In her first appearance several centuries later, Jeannette is shown to run a casino in Las Vegas, Nevada. Her status as a villain was not made explicit, but due to her apparent relationship with her soon-to-be teammate Scandal Savage, it is implied that she had engaged in unsavory business prior to her introduction. Eventually, she is shown to have been detained in several prisons over the course of her life for unspecified crimes.

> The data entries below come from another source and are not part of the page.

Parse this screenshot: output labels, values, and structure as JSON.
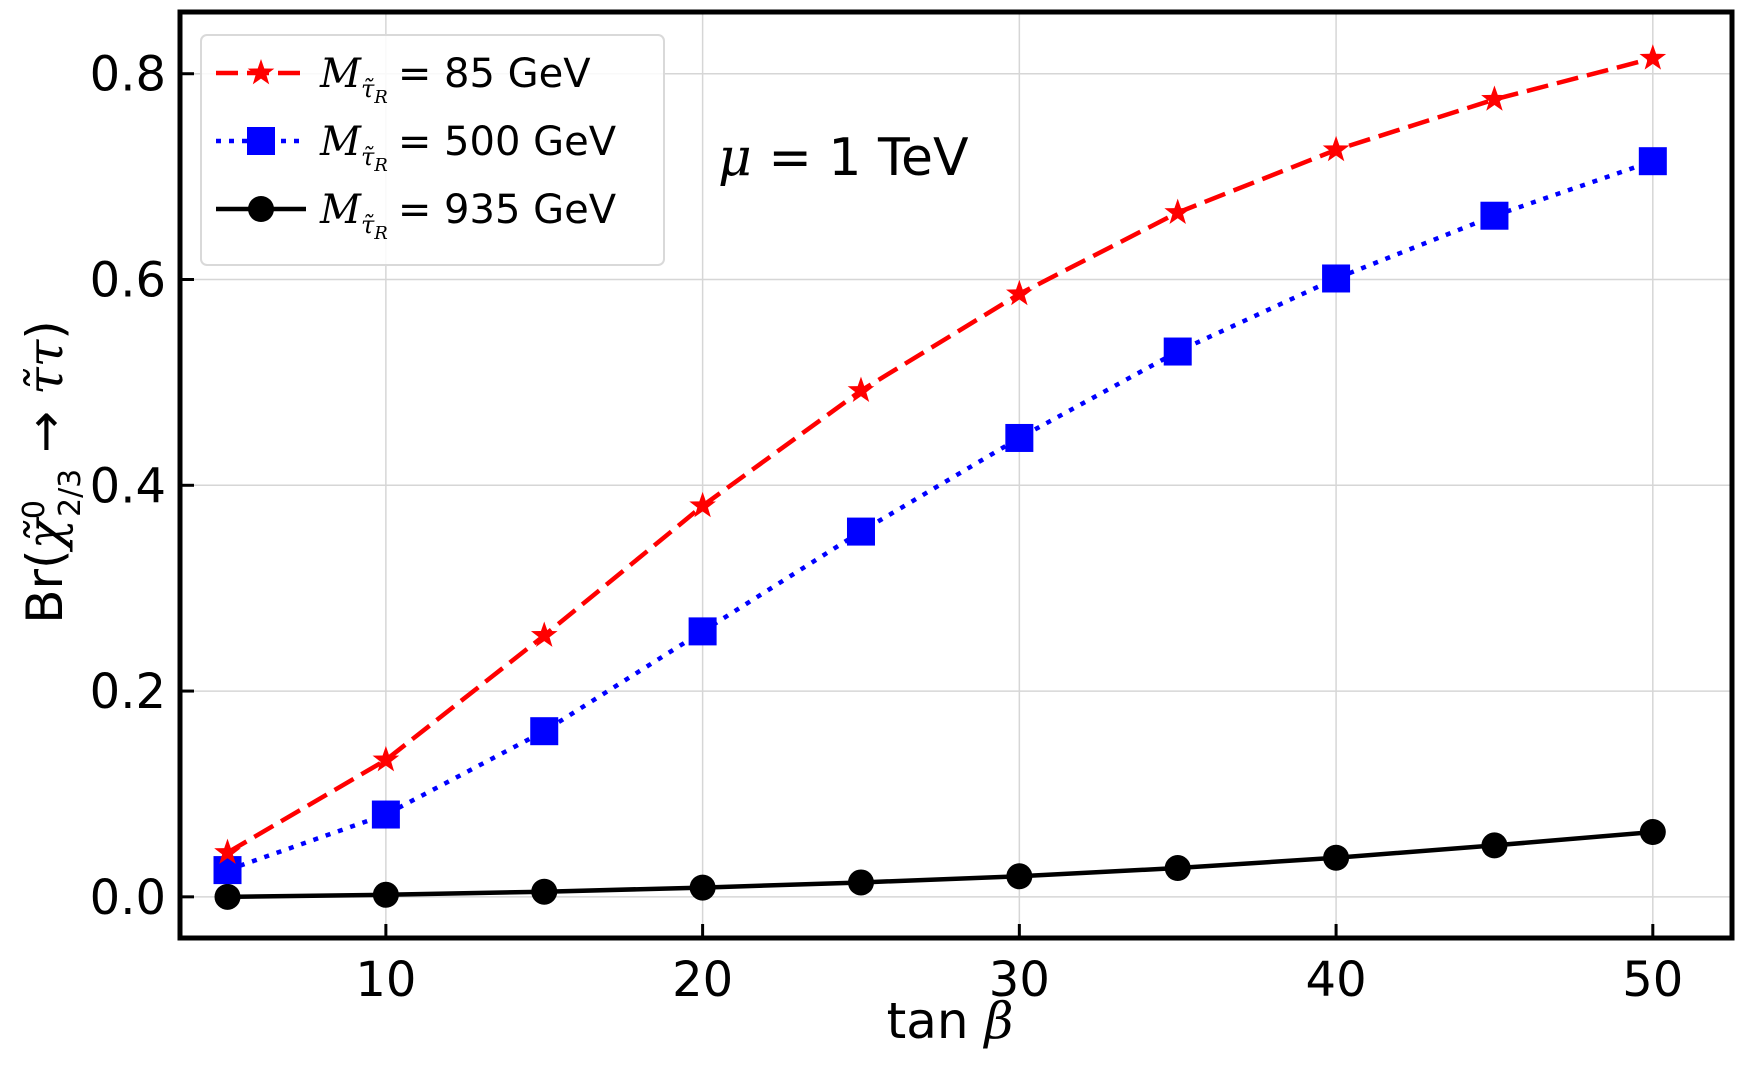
{
  "chart_data": {
    "type": "line",
    "title": "",
    "xlabel": "tan β",
    "ylabel": "Br(χ̃⁰₂/₃ → τ̃τ)",
    "xlim": [
      3.5,
      52.5
    ],
    "ylim": [
      -0.04,
      0.86
    ],
    "xticks": [
      10,
      20,
      30,
      40,
      50
    ],
    "yticks": [
      0.0,
      0.2,
      0.4,
      0.6,
      0.8
    ],
    "xtick_labels": [
      "10",
      "20",
      "30",
      "40",
      "50"
    ],
    "ytick_labels": [
      "0.0",
      "0.2",
      "0.4",
      "0.6",
      "0.8"
    ],
    "grid": true,
    "legend_position": "top-left",
    "x": [
      5,
      10,
      15,
      20,
      25,
      30,
      35,
      40,
      45,
      50
    ],
    "series": [
      {
        "name": "M_τ̃R = 85 GeV",
        "legend_value": "= 85 GeV",
        "color": "#ff0000",
        "line_style": "dashed",
        "marker": "star",
        "values": [
          0.043,
          0.133,
          0.254,
          0.38,
          0.492,
          0.586,
          0.665,
          0.726,
          0.775,
          0.815
        ]
      },
      {
        "name": "M_τ̃R = 500 GeV",
        "legend_value": "= 500 GeV",
        "color": "#0000ff",
        "line_style": "dotted",
        "marker": "square",
        "values": [
          0.026,
          0.08,
          0.161,
          0.258,
          0.355,
          0.446,
          0.53,
          0.601,
          0.662,
          0.715
        ]
      },
      {
        "name": "M_τ̃R = 935 GeV",
        "legend_value": "= 935 GeV",
        "color": "#000000",
        "line_style": "solid",
        "marker": "circle",
        "values": [
          0.0,
          0.002,
          0.005,
          0.009,
          0.014,
          0.02,
          0.028,
          0.038,
          0.05,
          0.063
        ]
      }
    ],
    "annotations": [
      {
        "text": "μ = 1 TeV",
        "position": "upper-center"
      }
    ]
  }
}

Jeannette displays an immediate attraction to teammate Deadshot, and the two begin an affair. At one point, Deadshot injures Jeannette in an apparent betrayal of the team, but this turns out to be a necessary act in order to save them. Their relationship suffers another blow later, when Deadshot shoots Jeannette after she threatens to break a contract the team has entered into with a group of slavers by rescuing the imprisoned Artemis, whom she is shown to have met previously. According to creator Gail Simone, "Jeannette was so busy doing Deadshot all the time, people forgot she's bi!"

==Powers and abilities==

Jeannette using her incredibly loud and strong banshee scream, art by Nicola Scott

Jeannette mentally sensing the presence of sudden death, art by Nicola Scott

Jeannette possesses the abilities of the mythological banshee, including an extended lifespan and a "death sense", which causes her irises to become black when someone nearby will die. She has been shown to be stronger than a normal human, snapping iron locks and chains with her bare hands alone, and at one point throwing an airplane wing at an enemy.

She also possesses a high durability level as she was punched through a stone wall and merely shrugged off the experience. On another occasion she was shot at several times, which only slowed her down temporarily. She appears to be trained in combat as well. Jeannette possesses a powerful scream that causes those around her to relive her mortal death, causing those listening to either fall into a comatose state or die themselves.